A long-time local lawyer whose last name is listed first in the name of a multi-state law firm with 45 attorneys died recently after a period of declining health.
John Primmer established the Primmer & Piper law firm with Bill Piper and Denise Deschenes in 1982. The firm joined forces with Eggleston & Cramer Ltd. in 2006 to form Primmer, Piper, Eggleston & Cramer Attorneys At Law, which today lists 45 attorneys with Vermont offices in Burlington and Montpelier, New Hampshire offices in Littleton, Manchester and Portsmouth and an office in Washington D.C.
Primmer, a resident of Ryegate, died on Sunday, Aug. 29 at Central Vermont Medical Center in Berlin. He was 80 years old.
“I will miss not having John around on this earth,” said Piper on Tuesday.
A resident of Waterford, Piper first met Primmer when both were working for the law firm of Downs, Rachlin & Martin in St. Johnsbury.

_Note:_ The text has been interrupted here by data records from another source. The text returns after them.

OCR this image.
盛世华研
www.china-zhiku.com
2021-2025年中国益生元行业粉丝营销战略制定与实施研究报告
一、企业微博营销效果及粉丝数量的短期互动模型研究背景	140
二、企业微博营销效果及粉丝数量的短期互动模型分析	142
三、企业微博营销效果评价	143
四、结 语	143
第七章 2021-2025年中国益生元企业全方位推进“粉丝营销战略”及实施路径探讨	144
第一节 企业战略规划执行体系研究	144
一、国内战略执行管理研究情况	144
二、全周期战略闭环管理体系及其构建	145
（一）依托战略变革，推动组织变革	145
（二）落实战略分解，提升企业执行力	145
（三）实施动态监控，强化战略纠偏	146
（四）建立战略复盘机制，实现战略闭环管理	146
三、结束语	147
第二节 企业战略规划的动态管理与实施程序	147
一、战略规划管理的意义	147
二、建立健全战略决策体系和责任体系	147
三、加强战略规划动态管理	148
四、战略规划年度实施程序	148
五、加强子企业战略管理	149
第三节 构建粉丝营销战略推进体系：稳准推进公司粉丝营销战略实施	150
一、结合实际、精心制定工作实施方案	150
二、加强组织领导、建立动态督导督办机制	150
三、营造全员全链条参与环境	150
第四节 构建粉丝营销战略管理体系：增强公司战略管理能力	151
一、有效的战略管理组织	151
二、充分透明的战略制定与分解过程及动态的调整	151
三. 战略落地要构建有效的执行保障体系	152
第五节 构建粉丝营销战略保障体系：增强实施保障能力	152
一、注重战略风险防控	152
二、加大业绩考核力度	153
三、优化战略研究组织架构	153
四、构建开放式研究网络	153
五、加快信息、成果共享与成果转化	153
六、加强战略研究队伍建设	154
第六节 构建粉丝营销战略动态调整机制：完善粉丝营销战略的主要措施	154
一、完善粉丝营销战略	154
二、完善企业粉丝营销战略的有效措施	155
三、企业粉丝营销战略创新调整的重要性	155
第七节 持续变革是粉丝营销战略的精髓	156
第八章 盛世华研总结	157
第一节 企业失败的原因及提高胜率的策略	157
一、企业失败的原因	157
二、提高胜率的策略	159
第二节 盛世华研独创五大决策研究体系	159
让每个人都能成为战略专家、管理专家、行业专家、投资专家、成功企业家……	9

Feeling DR&M was growing too big, Primmer decided he’d like to start his own firm and sought partners within DR&M to join him, recalled Piper, who together with Deschenes formed the new firm. They rented space in the building currently housing St. Johnsbury Dental Associates on Prospect Street and in 1992 moved their offices to Summer Street where the St. Johnsbury History & Heritage Center operates now.
Piper said the decision to start the small firm and leave the large and successful DR&M felt right. The only thing, Piper said jokingly, that felt a little out of place was the order of names for the business.

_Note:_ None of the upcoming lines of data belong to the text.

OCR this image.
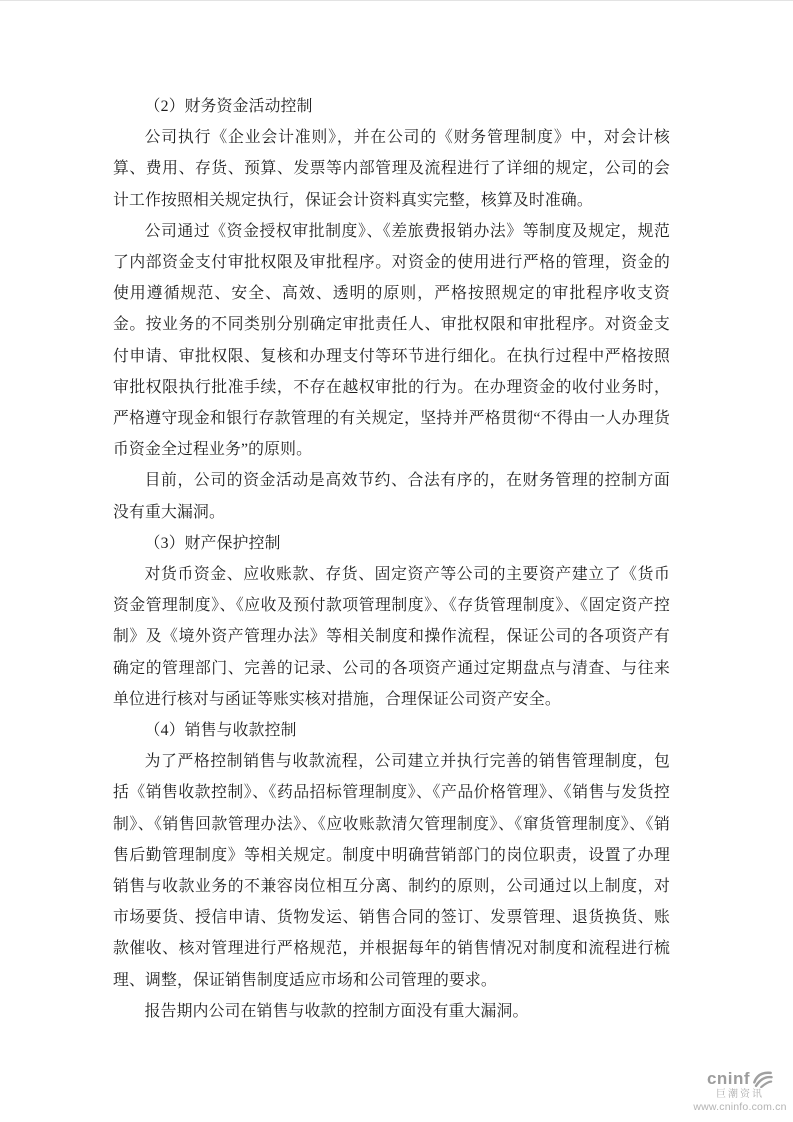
（2）财务资金活动控制

公司执行《企业会计准则》，并在公司的《财务管理制度》中，对会计核算、费用、存货、预算、发票等内部管理及流程进行了详细的规定，公司的会计工作按照相关规定执行，保证会计资料真实完整，核算及时准确。

公司通过《资金授权审批制度》、《差旅费报销办法》等制度及规定，规范了内部资金支付审批权限及审批程序。对资金的使用进行严格的管理，资金的使用遵循规范、安全、高效、透明的原则，严格按照规定的审批程序收支资金。按业务的不同类别分别确定审批责任人、审批权限和审批程序。对资金支付申请、审批权限、复核和办理支付等环节进行细化。在执行过程中严格按照审批权限执行批准手续，不存在越权审批的行为。在办理资金的收付业务时，严格遵守现金和银行存款管理的有关规定，坚持并严格贯彻“不得由一人办理货币资金全过程业务”的原则。

目前，公司的资金活动是高效节约、合法有序的，在财务管理的控制方面没有重大漏洞。

（3）财产保护控制

对货币资金、应收账款、存货、固定资产等公司的主要资产建立了《货币资金管理制度》、《应收及预付款项管理制度》、《存货管理制度》、《固定资产控制》及《境外资产管理办法》等相关制度和操作流程，保证公司的各项资产有确定的管理部门、完善的记录、公司的各项资产通过定期盘点与清查、与往来单位进行核对与函证等账实核对措施，合理保证公司资产安全。

（4）销售与收款控制

为了严格控制销售与收款流程，公司建立并执行完善的销售管理制度，包括《销售收款控制》、《药品招标管理制度》、《产品价格管理》、《销售与发货控制》、《销售回款管理办法》、《应收账款清欠管理制度》、《窜货管理制度》、《销售后勤管理制度》等相关规定。制度中明确营销部门的岗位职责，设置了办理销售与收款业务的不兼容岗位相互分离、制约的原则，公司通过以上制度，对市场要货、授信申请、货物发运、销售合同的签订、发票管理、退货换货、账款催收、核对管理进行严格规范，并根据每年的销售情况对制度和流程进行梳理、调整，保证销售制度适应市场和公司管理的要求。

报告期内公司在销售与收款的控制方面没有重大漏洞。

cninf
巨潮资讯
www.cninfo.com.cn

“I suggested it should be ‘Piper and Primmer’ strictly on the basis of the order of the alphabet,” he said.
Deschenes said she was an associate at DR&M when the opportunity to follow Primmer and Piper into the creation of a new firm came up.

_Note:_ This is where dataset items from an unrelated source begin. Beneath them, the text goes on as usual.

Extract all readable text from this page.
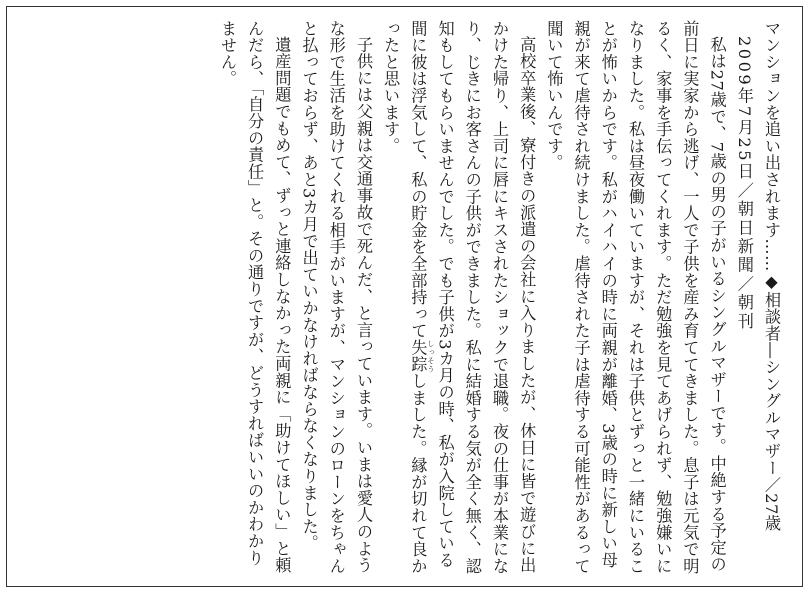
マンションを追い出されます……◆相談者―シングルマザー／27歳

2009年7月25日／朝日新聞／朝刊

私は27歳で、7歳の男の子がいるシングルマザーです。中絶する予定の前日に実家から逃げ、一人で子供を産み育ててきました。息子は元気で明るく、家事を手伝ってくれます。ただ勉強を見てあげられず、勉強嫌いになりました。私は昼夜働いていますが、それは子供とずっと一緒にいることが怖いからです。私がハイハイの時に両親が離婚、3歳の時に新しい母親が来て虐待され続けました。虐待された子は虐待する可能性があるって聞いて怖いんです。

高校卒業後、寮付きの派遣の会社に入りましたが、休日に皆で遊びに出かけた帰り、上司に唇にキスされたショックで退職。夜の仕事が本業になり、じきにお客さんの子供ができました。私に結婚する気が全く無く、認知もしてもらいませんでした。でも子供が3カ月の時、私が入院している間に彼は浮気して、私の貯金を全部持って失踪 しっそうしました。縁が切れて良かったと思います。

子供には父親は交通事故で死んだ、と言っています。いまは愛人のような形で生活を助けてくれる相手がいますが、マンションのローンをちゃんと払っておらず、あと3カ月で出ていかなければならなくなりました。

遺産問題でもめて、ずっと連絡しなかった両親に「助けてほしい」と頼んだら、「自分の責任」と。その通りですが、どうすればいいのかわかりません。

“I think they asked me because they needed a grunt to do the work,” she said.
The firm would grow in the next two decades as the original three partners worked together. When the opportunity to merge firms with Eggleston & Cramer came about in 2006, Primmer had already retired from the business, but Piper said Primmer was supportive of the idea.
Deschenes, a resident of Littleton who still works for the company, and Piper both called Primmer their mentor.
“He was a real lawyer’s lawyer, very professional,” said Deschenes.
Piper called him a “giant” in the legal community who was greatly respected by judges and lawyers.
He said, “I remember as a young lawyer being noticeably impressed with the way John could see a problem and come up with a way to address it … He had a terrific grasp of the law but also the imagination to figure out the solution to clients’ problems.”
Piper also said Primmer didn’t appear to create enemies even among people on the opposite side of a given legal dispute.
“John just had a way with people. He was a fierce advocate for clients, but I didn’t know of anyone on the other side of a deal with John that didn’t like and respect him at the end of the deal,” Piper said.
Among Primmer’s accomplishments in his legal sphere was helping to create a captive insurance model for the state of Vermont. Captive insurance is a self-insurance mechanism for large corporations.
Primmer helped write the legislation that was adopted by Vermont. Deschenes said it was the envy of other states and the model from which many states created their legislation.
Piper and Deschenes connected with Primmer through the years after he left the law firm. The trio met for lunch at the end of June. It was the last time Piper saw him.
Deschenes last saw him at the hospital the day he died. She sat with him for a couple of hours.
Primmer had been in the hospital since Aug. 11, which was two days before the 10th anniversary of the death of his second wife Donna. That loss, his son Daniel said, impacted his father’s health.
“There was a sequence of health issues, but I’d say what was the most dominant was his broken heart,” Daniel said.
Primmer’s first wife was Patricia, with whom he had Robert. Later, through his marriage to Donna, they had Daniel.
John and Donna Primmer moved to Ryegate in 2001 after living in Peacham for a number of years. A fire in 2004 forced them to rebuild. Dan has been living at the home since 2017, helping to care for his dad.
His son, Robert, lives in Cambridge, Mass.
“He was a good father and a provider and a devoted husband, Robert said. “He was there. He had your back when you needed it. He was tremendously loyal and sometimes stubborn and thick-headed. He and I didn’t see eye to eye politically in any conceivable way.”
He credits his father for instilling in him a love of reading. Robert is now a teacher.
Piper spoke of the things Primmer enjoyed after concluding his law career.
“He loved to travel. He loved immersing himself in places. He loved to eat good food. He was a great cook and a great host. He was as happy at a barbecue grill as anywhere else.”
The family is working with Ricker Funeral Home in Woodsville, N.H. Robert said there will likely be a memorial for his dad next spring.
He said because of his father’s love for dogs anyone who feels like supporting an organization in honor of John Primmer should donate to their local humane society or local animal rescue organization.